I have a question for you that I hope you can help me with. I was wanting to create an array of objects by looping over a query. What I'm not sure about is if I should instantiate the object outside of the loop or if I should do it inside the loop. I'm not sure what would happen if I do it outside the loop...since I'd be inserting the same instance into the array, would all objects contain the value of the last loop iteration or would the array keep the correct object in it's index?

I knew the answer, but I wanted to double check, so I quickly wrote up the following example.

<cfset ob = createObject("component","test")>

<cfset data = arrayNew(1)>
<cfloop index="x" from="1" to="10">
   <cfset ob.name ="Name #x#">
   <cfset data[x] = ob>
</cfloop>

<cfdump var="#data#">

The component, test, is an empty component, and any component would work in this example. Inside the loop, we set a value directly to the component. This is not something I normally do, but it makes for a good example. We then (or we think we do) copy the object to the array.
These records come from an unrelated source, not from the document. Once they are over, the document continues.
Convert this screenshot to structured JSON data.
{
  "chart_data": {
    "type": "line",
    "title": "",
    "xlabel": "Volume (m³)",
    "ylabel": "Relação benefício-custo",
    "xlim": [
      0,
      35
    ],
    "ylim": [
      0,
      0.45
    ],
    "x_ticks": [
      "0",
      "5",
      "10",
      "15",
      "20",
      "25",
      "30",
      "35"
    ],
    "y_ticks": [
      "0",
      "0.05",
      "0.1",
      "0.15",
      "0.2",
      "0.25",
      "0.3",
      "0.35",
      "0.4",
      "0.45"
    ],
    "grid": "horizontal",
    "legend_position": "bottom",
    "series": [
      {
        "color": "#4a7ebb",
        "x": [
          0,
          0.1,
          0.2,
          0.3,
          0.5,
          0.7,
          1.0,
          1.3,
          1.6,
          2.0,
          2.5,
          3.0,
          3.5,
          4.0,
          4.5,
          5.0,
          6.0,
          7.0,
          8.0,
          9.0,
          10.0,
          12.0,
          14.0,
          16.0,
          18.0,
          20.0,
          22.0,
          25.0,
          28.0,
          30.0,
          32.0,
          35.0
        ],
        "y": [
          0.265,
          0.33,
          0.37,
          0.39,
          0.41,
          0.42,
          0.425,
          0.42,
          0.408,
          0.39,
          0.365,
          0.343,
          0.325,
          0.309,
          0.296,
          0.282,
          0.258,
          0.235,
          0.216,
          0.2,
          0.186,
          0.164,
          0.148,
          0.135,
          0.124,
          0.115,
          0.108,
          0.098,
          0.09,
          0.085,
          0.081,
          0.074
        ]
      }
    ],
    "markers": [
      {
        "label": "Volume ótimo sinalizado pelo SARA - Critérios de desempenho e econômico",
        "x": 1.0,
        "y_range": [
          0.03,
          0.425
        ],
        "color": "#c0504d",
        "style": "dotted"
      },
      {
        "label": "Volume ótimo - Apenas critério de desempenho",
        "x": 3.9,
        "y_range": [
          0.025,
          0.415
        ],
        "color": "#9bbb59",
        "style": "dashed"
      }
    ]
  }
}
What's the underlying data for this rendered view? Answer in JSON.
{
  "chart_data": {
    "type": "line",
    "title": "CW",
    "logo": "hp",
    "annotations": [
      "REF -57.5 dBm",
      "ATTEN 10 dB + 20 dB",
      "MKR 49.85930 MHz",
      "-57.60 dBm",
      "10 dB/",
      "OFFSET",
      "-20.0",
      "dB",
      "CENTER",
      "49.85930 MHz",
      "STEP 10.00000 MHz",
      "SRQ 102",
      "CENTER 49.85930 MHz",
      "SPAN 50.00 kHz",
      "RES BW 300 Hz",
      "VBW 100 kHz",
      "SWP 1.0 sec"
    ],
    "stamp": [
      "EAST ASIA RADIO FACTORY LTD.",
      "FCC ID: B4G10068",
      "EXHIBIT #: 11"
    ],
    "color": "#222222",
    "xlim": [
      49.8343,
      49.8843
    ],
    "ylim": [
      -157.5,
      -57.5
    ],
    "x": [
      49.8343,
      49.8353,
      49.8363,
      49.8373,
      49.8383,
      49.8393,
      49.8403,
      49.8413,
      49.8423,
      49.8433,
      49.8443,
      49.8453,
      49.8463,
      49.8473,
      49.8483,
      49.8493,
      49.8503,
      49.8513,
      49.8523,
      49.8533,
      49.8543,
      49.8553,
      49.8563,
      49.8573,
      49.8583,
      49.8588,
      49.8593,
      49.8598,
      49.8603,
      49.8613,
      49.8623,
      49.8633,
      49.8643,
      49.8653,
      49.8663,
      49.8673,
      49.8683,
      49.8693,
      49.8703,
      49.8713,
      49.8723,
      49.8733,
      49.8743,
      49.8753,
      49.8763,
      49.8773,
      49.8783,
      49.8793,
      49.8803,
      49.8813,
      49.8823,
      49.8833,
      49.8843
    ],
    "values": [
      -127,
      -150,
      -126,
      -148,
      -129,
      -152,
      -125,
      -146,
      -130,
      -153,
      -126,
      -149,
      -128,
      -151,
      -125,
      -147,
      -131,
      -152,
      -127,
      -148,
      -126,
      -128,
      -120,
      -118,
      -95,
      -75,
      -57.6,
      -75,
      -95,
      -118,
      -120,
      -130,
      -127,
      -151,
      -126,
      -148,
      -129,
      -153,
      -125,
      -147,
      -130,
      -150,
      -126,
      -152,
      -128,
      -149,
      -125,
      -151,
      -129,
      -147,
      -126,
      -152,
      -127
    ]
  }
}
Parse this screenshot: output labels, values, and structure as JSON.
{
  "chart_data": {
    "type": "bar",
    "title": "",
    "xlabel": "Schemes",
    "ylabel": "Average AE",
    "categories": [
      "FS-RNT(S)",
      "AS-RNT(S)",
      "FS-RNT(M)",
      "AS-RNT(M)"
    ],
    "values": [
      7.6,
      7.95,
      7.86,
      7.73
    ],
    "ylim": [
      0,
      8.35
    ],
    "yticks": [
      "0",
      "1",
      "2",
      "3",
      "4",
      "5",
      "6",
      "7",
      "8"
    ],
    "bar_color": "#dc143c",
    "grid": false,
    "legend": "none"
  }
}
What happens when we dump it? We see an array of objects where all of the objects are named "Name 10".

This is an example of how components, and other complex objects in ColdFusion, are passed by reference, not by copy. To say that a bit simpler, when we do:

<cfset data[x] = ob>

We actually create a reference from data[x] to the original component object we created. All ten indexes of the array all point to the exact same component.

To answer the question, yes, you have to create a new instance of the object in the loop. In case you are curious, you can't use duplicate to fix the issue. If you use duplicate on a component in CFMX 7, you get an error. If you use it on CFMX 6 (or 6.1), something worse happens. You don't get an error, but the result of the duplicate operation is a structure, not a component.